# Samurai Walk on Knees?



## Patrick Skerry (Oct 24, 2004)

An Aikido practitioner told me that he does his Aikido techniques from a Samurai Walk while kneeling in seiza.

What is the 'Samurai Walk' in Aikido?


----------



## Aikikitty (Oct 24, 2004)

Patrick Skerry said:
			
		

> An Aikido practitioner told me that he does his Aikido techniques from a Samurai Walk while kneeling in seiza.
> 
> What is the 'Samurai Walk' in Aikido?



We call the "Samurai Walk" Shikko.  It's hard to describe but we're in the kneeling position but up on our toes, and we walk on our knees (supposedly moving with our hips).  I personally can't shikko for very long without my toes cramping up.  We don't do all of our techniques on our knees.  Some of our attacks are from nage (defender) on their knees while the attacker is standing and striking (Hanmi Handachi) or both nage and uke are on their knees (Suwari Waza) and we learn to move from there.  My sensei has told me that part of the purpose of Shikko is if you're pinning somebody on the ground (and you're on your knees) and their buddy comes up to attack you, you already know how to do the same techniques and how to move from kneeling as well as from standing.  I was flipping channels on TV once and saw Steven Segal (sp?) do a Aikido technique on his knees (Hanmi Handachi) in one of his movies.

My mind is all loopy right now from trying to study for tests.  I hope this explanation somewhat makes sense.

Robyn :asian:


----------



## Cryozombie (Oct 25, 2004)

I have to learn Shikko now as well... It's harder than it looks.
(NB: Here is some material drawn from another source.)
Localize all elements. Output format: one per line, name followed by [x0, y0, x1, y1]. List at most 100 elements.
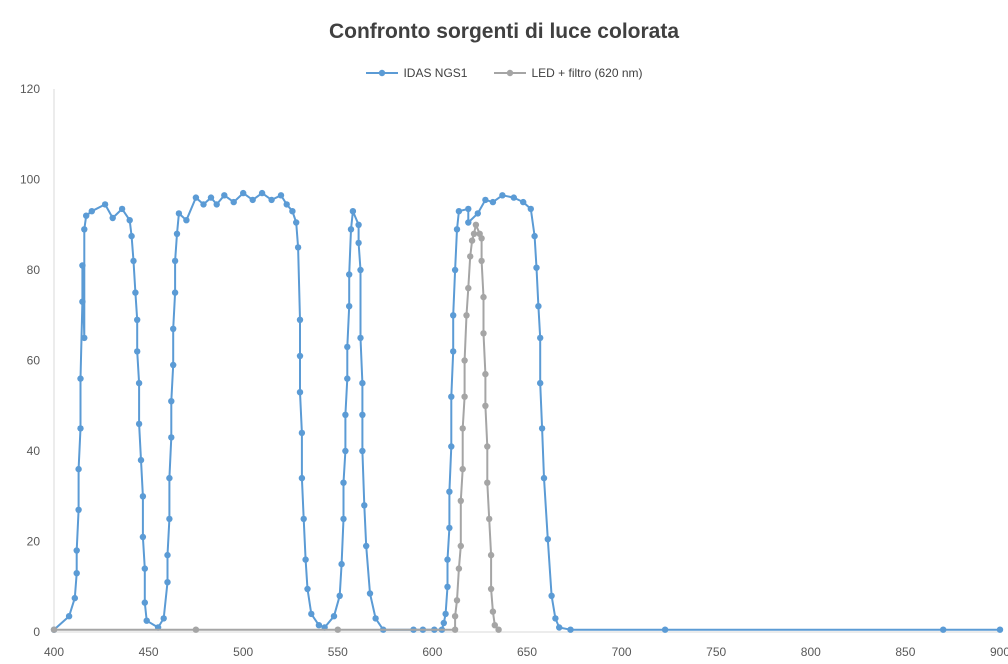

Either that, or I am stupid.

But yeah... Walking on the knees, keeping the body level, and the head and shoulders from bobbing... everything should stay even and level.  All of the movement, I am told, comes from a Hip-switch.


----------



## Shogun (Oct 25, 2004)

When doing Shikko, your feet should stay together, as if they were bound.


----------



## Paul B (Oct 25, 2004)

True enough,

Shikko (prounounced SHH..ko)

Method of knee walking supposedly derived from oshikiuchi or "for use inside the castle), according to legend,samurai were not permitted to raise higher than one's lord,hence...knee walking.

I would venture that in Aikido,shikko is used mainly as a training tool to strengthen the hara,and to enforce the "all movement is from the hips" concept. 

I do have this observation,though....someone who is well versed in shikko is one formidable opponent when standing.
	

	
	
		
		

		
			





As for the feet staying together as if tied...I say...try it. You might find a bunjee cord to be better than rope....


----------



## Shogun (Nov 2, 2004)

I use the industrial rubber band. jk. 

Walking in Shikko strengthens the legs and increases range of motion. In Aikido, it is used pretty much because it was used in traditional samurai Jujutsu ryu. I guess you could say it strengthens the Hara......


----------